The final significant piece of the distributed tracing infrastructure is the RequestActivityPolicy - this policy MUST be inserted into the HTTP pipeline AFTER the RetryPolicy. It is responsible for creating the span associated with the HTTP request, it will also propagate the W3C distributed tracing headers from the span into the HTTP request.

Generated traces

The Azure standards for distributed tracing are define in Azure Distributed Tracing Conventions. The actual tracing elements generated by Azure services are defined in Azure Tracing Conventions YAML.
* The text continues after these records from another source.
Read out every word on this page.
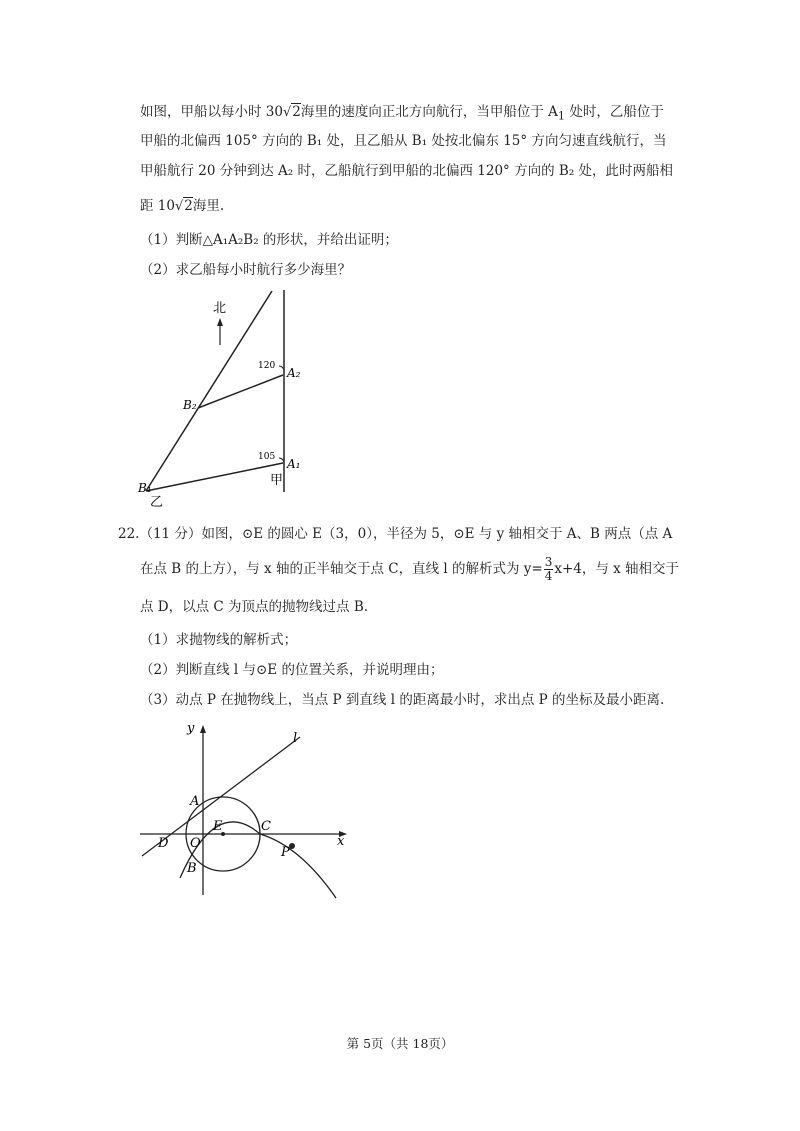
如图，甲船以每小时 30√2海里的速度向正北方向航行，当甲船位于 $A_1$ 处时，乙船位于
甲船的北偏西 105° 方向的 B₁ 处，且乙船从 B₁ 处按北偏东 15° 方向匀速直线航行，当
甲船航行 20 分钟到达 A₂ 时，乙船航行到甲船的北偏西 120° 方向的 B₂ 处，此时两船相
距 10√2海里.
（1）判断△A₁A₂B₂ 的形状，并给出证明；
（2）求乙船每小时航行多少海里？
北
120 A₂
B₂
105 A₁
甲
B₁
乙
22.（11 分）如图，⊙E 的圆心 E（3，0），半径为 5，⊙E 与 y 轴相交于 A、B 两点（点 A
在点 B 的上方），与 x 轴的正半轴交于点 C，直线 l 的解析式为 $y= \frac{3}{4} x+4$，与 x 轴相交于
点 D，以点 C 为顶点的抛物线过点 B.
（1）求抛物线的解析式；
（2）判断直线 l 与⊙E 的位置关系，并说明理由；
（3）动点 P 在抛物线上，当点 P 到直线 l 的距离最小时，求出点 P 的坐标及最小距离.
y
l
A
E	C
D O	x
P
B
第 5页（共 18页）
In summary, these are the traces and attributes which should be generated for azure services:

Spans

The distributed tracing standards define the following traces:

Public APIs

All public APIs MUST create a span which will describes the API. The name of the span MUST be the API name.

HTTP Calls

Each HTTP request sent to the service MUST create a span describing the request to the service. The name of the span MUST be of the form HTTP <HTTP VERB> #<HTTP RETRY>.

Attributes

Generated traces have the following attributes:

Attribute Name Semantics Where Used
az.namespace Namespace of the azure service request All spans.
http.method HTTP Method ("GET", "PUT", etc) HTTP Spans.
http.url URL being retrieved (sanitized) HTTP Spans.
http.status_code HTTP status code returned by the service HTTP Spans.
http.user_agent The value of the User-Agent HTTP header sent to the service HTTP Spans.
requestId The value of the x-ms-client-request-id header sent by the client HTTP Spans.
serviceRequestId The value of the x-ms-request-id sent by the server HTTP Spans.